Anthony está correto. O protagonista de “Silêncio dos Inocentes” (1991) e “Hannibal” (2001), onde interpretou o serial killer Hannibal Lecter (ganhou o Oscar pelo trabalho de 91), veste a roupa de Brautigan, ou apenas Ted, como o próprio se define no longa. Ted é culto. Leu vários livros e se muda para uma cidadezinha. Lá encontra Robert Garfield, ou somente Bobby-O, garoto de 11 anos que se diverte com seus dois amigos (entre eles Carol Gerber). A fita se passa em 1960 e Bobby, vagarosamente, dá devida atenção ao amigo mais velho, que agora veio se radicar na parte superior da casa dele.
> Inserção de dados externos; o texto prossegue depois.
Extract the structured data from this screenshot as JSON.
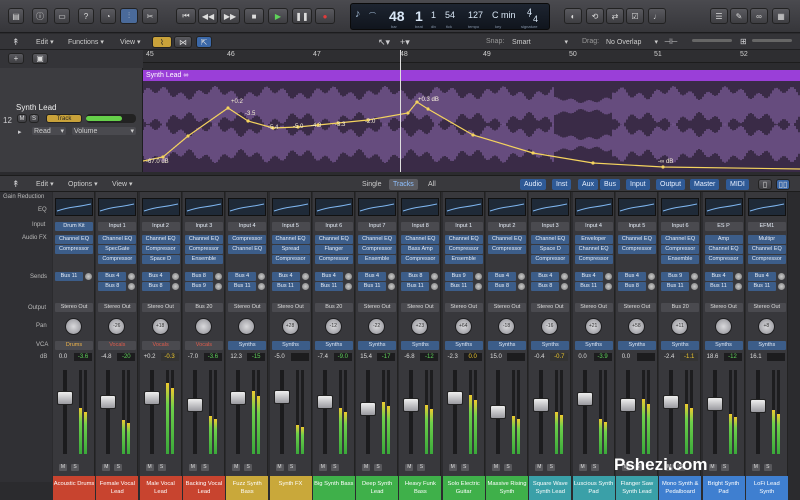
{
  "toolbar": {
    "lcd": {
      "bar": "48",
      "beat": "1",
      "div": "1",
      "tick": "54",
      "tempo": "127",
      "key": "C min",
      "sig_top": "4",
      "sig_bottom": "4",
      "cap_bar": "bar",
      "cap_beat": "beat",
      "cap_div": "div",
      "cap_tick": "tick",
      "cap_tempo": "tempo",
      "cap_key": "key",
      "cap_sig": "signature"
    }
  },
  "editbar": {
    "edit": "Edit",
    "functions": "Functions",
    "view": "View",
    "snap_label": "Snap:",
    "snap_value": "Smart",
    "drag_label": "Drag:",
    "drag_value": "No Overlap"
  },
  "ruler": {
    "bars": [
      "45",
      "46",
      "47",
      "48",
      "49",
      "50",
      "51",
      "52"
    ]
  },
  "track": {
    "number": "12",
    "name": "Synth Lead",
    "m": "M",
    "s": "S",
    "track_btn": "Track",
    "mode": "Read",
    "param": "Volume",
    "region_name": "Synth Lead",
    "automation_labels": [
      "+0.2",
      "-3.5",
      "-5.4",
      "-5.0",
      "-4.3",
      "-3.3",
      "-2.0",
      "+0.3 dB",
      "-67.0 dB",
      "-∞ dB"
    ]
  },
  "mixer": {
    "edit": "Edit",
    "options": "Options",
    "view": "View",
    "view_tabs": [
      "Single",
      "Tracks",
      "All"
    ],
    "filter_tabs": [
      "Audio",
      "Inst",
      "Aux",
      "Bus",
      "Input",
      "Output",
      "Master",
      "MIDI"
    ],
    "row_labels": {
      "gain": "Gain Reduction",
      "eq": "EQ",
      "input": "Input",
      "fx": "Audio FX",
      "sends": "Sends",
      "output": "Output",
      "pan": "Pan",
      "vca": "VCA",
      "db": "dB"
    },
    "strips": [
      {
        "input": "Drum Kit",
        "fx": [
          "Channel EQ",
          "Compressor"
        ],
        "sends": [
          "Bus 11"
        ],
        "output": "Stereo Out",
        "pan": "",
        "vca": "Drums",
        "db1": "0.0",
        "db2": "-3.6",
        "name": "Acoustic Drums",
        "color": "#c8442f"
      },
      {
        "input": "Input 1",
        "fx": [
          "Channel EQ",
          "SpecGate",
          "Compressor"
        ],
        "sends": [
          "Bus 4",
          "Bus 8"
        ],
        "output": "Stereo Out",
        "pan": "-26",
        "vca": "Vocals",
        "db1": "-4.8",
        "db2": "-20",
        "name": "Female Vocal Lead",
        "color": "#c8442f"
      },
      {
        "input": "Input 2",
        "fx": [
          "Channel EQ",
          "Compressor",
          "Space D"
        ],
        "sends": [
          "Bus 4",
          "Bus 8"
        ],
        "output": "Stereo Out",
        "pan": "+18",
        "vca": "Vocals",
        "db1": "+0.2",
        "db2": "-0.3",
        "name": "Male Vocal Lead",
        "color": "#c8442f"
      },
      {
        "input": "Input 3",
        "fx": [
          "Channel EQ",
          "Compressor",
          "Ensemble"
        ],
        "sends": [
          "Bus 8",
          "Bus 9"
        ],
        "output": "Bus 20",
        "pan": "",
        "vca": "Vocals",
        "db1": "-7.0",
        "db2": "-3.6",
        "name": "Backing Vocal Lead",
        "color": "#c8442f"
      },
      {
        "input": "Input 4",
        "fx": [
          "Compressor",
          "Channel EQ"
        ],
        "sends": [
          "Bus 4",
          "Bus 11"
        ],
        "output": "Stereo Out",
        "pan": "",
        "vca": "Synths",
        "db1": "12.3",
        "db2": "-15",
        "name": "Fuzz Synth Bass",
        "color": "#c9a83a"
      },
      {
        "input": "Input 5",
        "fx": [
          "Channel EQ",
          "Spread",
          "Compressor"
        ],
        "sends": [
          "Bus 4",
          "Bus 11"
        ],
        "output": "Stereo Out",
        "pan": "+28",
        "vca": "Synths",
        "db1": "-5.0",
        "db2": "",
        "name": "Synth FX",
        "color": "#c9a83a"
      },
      {
        "input": "Input 6",
        "fx": [
          "Channel EQ",
          "Flanger",
          "Compressor"
        ],
        "sends": [
          "Bus 4",
          "Bus 11"
        ],
        "output": "Bus 20",
        "pan": "-12",
        "vca": "Synths",
        "db1": "-7.4",
        "db2": "-9.0",
        "name": "Big Synth Bass",
        "color": "#3fb04a"
      },
      {
        "input": "Input 7",
        "fx": [
          "Channel EQ",
          "Compressor",
          "Ensemble"
        ],
        "sends": [
          "Bus 4",
          "Bus 11"
        ],
        "output": "Stereo Out",
        "pan": "-22",
        "vca": "Synths",
        "db1": "15.4",
        "db2": "-17",
        "name": "Deep Synth Lead",
        "color": "#3fb04a"
      },
      {
        "input": "Input 8",
        "fx": [
          "Channel EQ",
          "Bass Amp",
          "Compressor"
        ],
        "sends": [
          "Bus 8",
          "Bus 11"
        ],
        "output": "Stereo Out",
        "pan": "+23",
        "vca": "Synths",
        "db1": "-6.8",
        "db2": "-12",
        "name": "Heavy Funk Bass",
        "color": "#3fb04a"
      },
      {
        "input": "Input 1",
        "fx": [
          "Channel EQ",
          "Compressor",
          "Ensemble"
        ],
        "sends": [
          "Bus 9",
          "Bus 11"
        ],
        "output": "Stereo Out",
        "pan": "+64",
        "vca": "Synths",
        "db1": "-2.3",
        "db2": "0.0",
        "name": "Solo Electric Guitar",
        "color": "#3fb04a"
      },
      {
        "input": "Input 2",
        "fx": [
          "Channel EQ",
          "Compressor"
        ],
        "sends": [
          "Bus 4",
          "Bus 8"
        ],
        "output": "Stereo Out",
        "pan": "-18",
        "vca": "Synths",
        "db1": "15.0",
        "db2": "",
        "name": "Massive Rising Synth",
        "color": "#3fb04a"
      },
      {
        "input": "Input 3",
        "fx": [
          "Channel EQ",
          "Space D",
          "Compressor"
        ],
        "sends": [
          "Bus 4",
          "Bus 8"
        ],
        "output": "Stereo Out",
        "pan": "-16",
        "vca": "Synths",
        "db1": "-0.4",
        "db2": "-0.7",
        "name": "Square Wave Synth Lead",
        "color": "#3aa0a8"
      },
      {
        "input": "Input 4",
        "fx": [
          "Enveloper",
          "Channel EQ",
          "Compressor"
        ],
        "sends": [
          "Bus 4",
          "Bus 11"
        ],
        "output": "Stereo Out",
        "pan": "+21",
        "vca": "Synths",
        "db1": "0.0",
        "db2": "-3.9",
        "name": "Luscious Synth Pad",
        "color": "#3aa0a8"
      },
      {
        "input": "Input 5",
        "fx": [
          "Channel EQ",
          "Compressor"
        ],
        "sends": [
          "Bus 4",
          "Bus 8"
        ],
        "output": "Stereo Out",
        "pan": "+58",
        "vca": "Synths",
        "db1": "0.0",
        "db2": "",
        "name": "Flanger Saw Synth Lead",
        "color": "#3aa0a8"
      },
      {
        "input": "Input 6",
        "fx": [
          "Channel EQ",
          "Compressor",
          "Ensemble"
        ],
        "sends": [
          "Bus 9",
          "Bus 11"
        ],
        "output": "Bus 20",
        "pan": "+11",
        "vca": "Synths",
        "db1": "-2.4",
        "db2": "-1.1",
        "name": "Mono Synth & Pedalboard",
        "color": "#3f7fd0"
      },
      {
        "input": "ES P",
        "fx": [
          "Amp",
          "Channel EQ",
          "Compressor"
        ],
        "sends": [
          "Bus 4",
          "Bus 11"
        ],
        "output": "Stereo Out",
        "pan": "",
        "vca": "Synths",
        "db1": "18.6",
        "db2": "-12",
        "name": "Bright Synth Pad",
        "color": "#3f7fd0"
      },
      {
        "input": "EFM1",
        "fx": [
          "Multipr",
          "Channel EQ",
          "Compressor"
        ],
        "sends": [
          "Bus 4",
          "Bus 11"
        ],
        "output": "Stereo Out",
        "pan": "+8",
        "vca": "Synths",
        "db1": "16.1",
        "db2": "",
        "name": "LoFi Lead Synth",
        "color": "#3f7fd0"
      }
    ],
    "levels": [
      0.55,
      0.4,
      0.85,
      0.45,
      0.75,
      0.35,
      0.55,
      0.62,
      0.58,
      0.7,
      0.45,
      0.5,
      0.42,
      0.65,
      0.6,
      0.48,
      0.52
    ],
    "fader_pos": [
      0.3,
      0.35,
      0.3,
      0.4,
      0.3,
      0.28,
      0.35,
      0.45,
      0.4,
      0.3,
      0.5,
      0.4,
      0.32,
      0.4,
      0.36,
      0.38,
      0.42
    ]
  },
  "watermark": "Pshezi.com"
}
Sob responsabilidade da mãe egocêntrica, vaidosa e perdida (Hope Davis, a mesma de “As Confissões de Schmidt”, de 2001), a senhora Elizabeth Garfield, o menino se encanta com os ensinamentos de Brautigan. Este cita frases de autores literários consagrados e quer transmiti-los ao jovem interessado. Bobby, por fim, quer comprar uma bicicleta e não tem dinheiro para tal consumo.

“Lembranças de um Verão” se retém em três frentes: para-normalidade de Ted e Robert, lições de vida de Ted para Robert e paixão ingênua, infantil e tímida de Robert com Carol. A primeira está reservada a partir da metade da fita, quando Bobby-O descobre quem verdadeiramente é o bondoso senhor Brautigan. A segunda é emocionante, sincera e cheia de esmeros do diretor Scott. A mãe do menino que aspira a bicicleta é irresponsável e egoísta. Não sabe enxergar o valioso amor e amizade existente entre o trio Ted - Bobby - Carol. A terceira frente é os instantes mais apaixonantes do filme. Quem nunca se derreteu por alguém quando variou dos sete aos 13 anos? Render-se sem perguntar à pessoa amada e roubar dela um beijo do tipo selinho e se envergonhar por isso. A ternura específica se concentra na atriz alourada Mika Boorem, na época das filmagens com 14 anos. Também penetra no ator russo Anton Yelchin (12 quando filmava), mas com menor intensidade. Garantia de nuvens.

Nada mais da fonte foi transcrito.